Le Musée des Égouts

8 06 2010

I once ran into Loren Cameron in the Paris Sewers Museum. Underground, staring through a grate at my feet at actual, literal sewage, I picked a voice out of the crowd behind me, and I thought, That person sounds just like Loren Cameron. I turned around just in time to see him round the corner, just in time to recognize him.

Stricken, I took a step back. Resolved, I then took a step forward. Frightened, I glanced to see whether my two friends were still reading the plaque about Victor Hugo and the sewer system. Resolved anew, I set off at a jog, which felt particularly daring given the nearness of this raised walkway to rivers of Parisian sewage.

“Excuse me,” I sang timorously. I remembered to drop the sleeve of my sweatshirt, which I’d been clasping to my nose and mouth to filter out the smell of museum. He turned and raised his eyebrows expectantly. “Are you Loren Cameron?” I cringed at how starstruck it sounded. I think I met you a few weeks ago, I could have said. Cool shoes, I could have begun. What did you think of the Victor Hugo bit back there? A thousand better openers flashed through my mind. Boy howdy, smells like poo in here, doesn’t it?

He politely helped me out, affirming that he was in fact Loren Cameron. I explained, very quickly, that I’d met him at a talk in the States a few weeks ago, to which he responded with fitting surprise:  “Wow! And now we’re meeting in Paris. Standing in the sewer.”

I thanked him for his visit to my campus, my eyes as wide as they could go. I told him that his stories and photographs had been really Meaningful To Me. My eyebrows were trembling with the exertion of trying to communicate. I’m saving up to buy a suit, a real men’s suit, they were trying to say. My name’s Jamie, they yelled. This is the last summer I’m going to wear this push-up bra and this camisole.

My friends rounded the corner then. Introductions, an invitation to come see him speak in Paris the next day, and we were leaving, my flats unbearably slippery on the metal grating.

I have no idea whether he got it or not. I’m inclined to think not, since there’s only so much an eyebrow can communicate to a complete stranger. It doesn’t really matter. During those latter college years, I spent a lot of time with my eyes wide open, hoping for some sort of advice from people who seemed to know how to be out or queer better than I did.

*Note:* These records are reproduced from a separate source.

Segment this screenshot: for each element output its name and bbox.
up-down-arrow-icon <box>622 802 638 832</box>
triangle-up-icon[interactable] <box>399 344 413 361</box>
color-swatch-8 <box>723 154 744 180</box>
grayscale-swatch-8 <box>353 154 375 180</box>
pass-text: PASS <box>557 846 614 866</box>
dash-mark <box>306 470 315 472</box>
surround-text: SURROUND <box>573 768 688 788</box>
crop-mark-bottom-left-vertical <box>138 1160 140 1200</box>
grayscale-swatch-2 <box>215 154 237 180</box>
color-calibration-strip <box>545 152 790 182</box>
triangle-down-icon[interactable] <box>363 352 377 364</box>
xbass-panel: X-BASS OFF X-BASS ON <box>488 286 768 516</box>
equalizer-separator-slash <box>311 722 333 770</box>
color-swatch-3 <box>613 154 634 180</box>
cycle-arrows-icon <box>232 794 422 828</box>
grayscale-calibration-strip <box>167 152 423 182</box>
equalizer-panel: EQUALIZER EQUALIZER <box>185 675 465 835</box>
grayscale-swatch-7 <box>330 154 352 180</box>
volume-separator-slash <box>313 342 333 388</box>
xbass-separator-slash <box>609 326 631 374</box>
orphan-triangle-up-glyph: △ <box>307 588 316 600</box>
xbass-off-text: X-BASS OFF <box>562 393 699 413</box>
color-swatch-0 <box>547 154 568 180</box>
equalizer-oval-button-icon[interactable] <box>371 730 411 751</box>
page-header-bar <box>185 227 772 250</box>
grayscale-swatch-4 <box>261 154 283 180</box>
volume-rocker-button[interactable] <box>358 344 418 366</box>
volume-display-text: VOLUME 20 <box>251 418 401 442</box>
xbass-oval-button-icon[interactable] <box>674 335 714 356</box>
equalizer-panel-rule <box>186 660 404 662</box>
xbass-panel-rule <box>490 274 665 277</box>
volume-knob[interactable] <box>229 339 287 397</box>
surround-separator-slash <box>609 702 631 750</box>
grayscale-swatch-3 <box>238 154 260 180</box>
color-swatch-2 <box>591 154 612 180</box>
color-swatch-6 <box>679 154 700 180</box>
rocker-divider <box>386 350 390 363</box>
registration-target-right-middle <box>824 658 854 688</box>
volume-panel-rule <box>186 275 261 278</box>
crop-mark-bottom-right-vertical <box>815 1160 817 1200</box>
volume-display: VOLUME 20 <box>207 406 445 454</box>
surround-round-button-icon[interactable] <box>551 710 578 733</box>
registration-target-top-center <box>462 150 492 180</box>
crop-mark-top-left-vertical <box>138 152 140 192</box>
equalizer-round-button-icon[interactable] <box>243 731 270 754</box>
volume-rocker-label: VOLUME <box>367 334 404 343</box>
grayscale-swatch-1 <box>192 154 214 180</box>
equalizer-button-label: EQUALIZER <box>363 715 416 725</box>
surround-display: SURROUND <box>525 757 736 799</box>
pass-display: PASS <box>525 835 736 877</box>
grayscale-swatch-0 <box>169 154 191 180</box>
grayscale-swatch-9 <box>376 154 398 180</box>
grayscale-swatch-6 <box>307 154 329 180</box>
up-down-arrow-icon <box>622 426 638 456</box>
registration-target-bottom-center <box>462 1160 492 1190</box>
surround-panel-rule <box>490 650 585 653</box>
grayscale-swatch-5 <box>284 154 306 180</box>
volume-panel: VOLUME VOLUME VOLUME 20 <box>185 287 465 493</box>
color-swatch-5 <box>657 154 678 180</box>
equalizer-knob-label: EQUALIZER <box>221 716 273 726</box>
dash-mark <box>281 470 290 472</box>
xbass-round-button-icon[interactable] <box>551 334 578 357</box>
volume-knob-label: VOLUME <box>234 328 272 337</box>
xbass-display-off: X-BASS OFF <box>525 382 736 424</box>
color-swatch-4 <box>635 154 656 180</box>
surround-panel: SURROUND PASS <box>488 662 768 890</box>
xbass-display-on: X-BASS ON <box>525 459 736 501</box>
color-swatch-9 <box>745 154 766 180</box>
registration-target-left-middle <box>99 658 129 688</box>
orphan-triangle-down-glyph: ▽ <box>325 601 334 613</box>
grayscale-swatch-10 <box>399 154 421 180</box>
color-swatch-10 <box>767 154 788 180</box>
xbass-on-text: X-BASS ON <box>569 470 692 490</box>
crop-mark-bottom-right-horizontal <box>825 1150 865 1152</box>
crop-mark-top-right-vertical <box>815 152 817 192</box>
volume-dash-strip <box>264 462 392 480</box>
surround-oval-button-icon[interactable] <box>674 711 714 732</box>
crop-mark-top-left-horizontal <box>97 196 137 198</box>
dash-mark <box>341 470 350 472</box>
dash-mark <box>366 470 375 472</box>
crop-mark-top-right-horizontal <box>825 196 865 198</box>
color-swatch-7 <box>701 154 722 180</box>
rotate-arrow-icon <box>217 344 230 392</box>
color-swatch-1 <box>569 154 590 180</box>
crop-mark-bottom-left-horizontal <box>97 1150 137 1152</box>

The most liberating moment of identity-formation for me came a couple years later. I’m even still feeling the aftershocks, like from an orgasm that boomerangs back through you a few times before it’s done. I was queer the whole time I thought I still had to learn how to be queer. I was a gay man the whole time I spent watching that YouTube clip of John Barrowman yelling, “LET’S HAVE A GAY-OFF!” After which I spent an hour in my empty apartment alternately laughing riotously  and  then trying to lisp it the same way he did. If you had asked me then, well, first I would have been very embarrassed, but then I would’ve said I was an aspiring gay trans man. I suppose there are far worse things to do, now that I think about it, than to aspire to being yourself.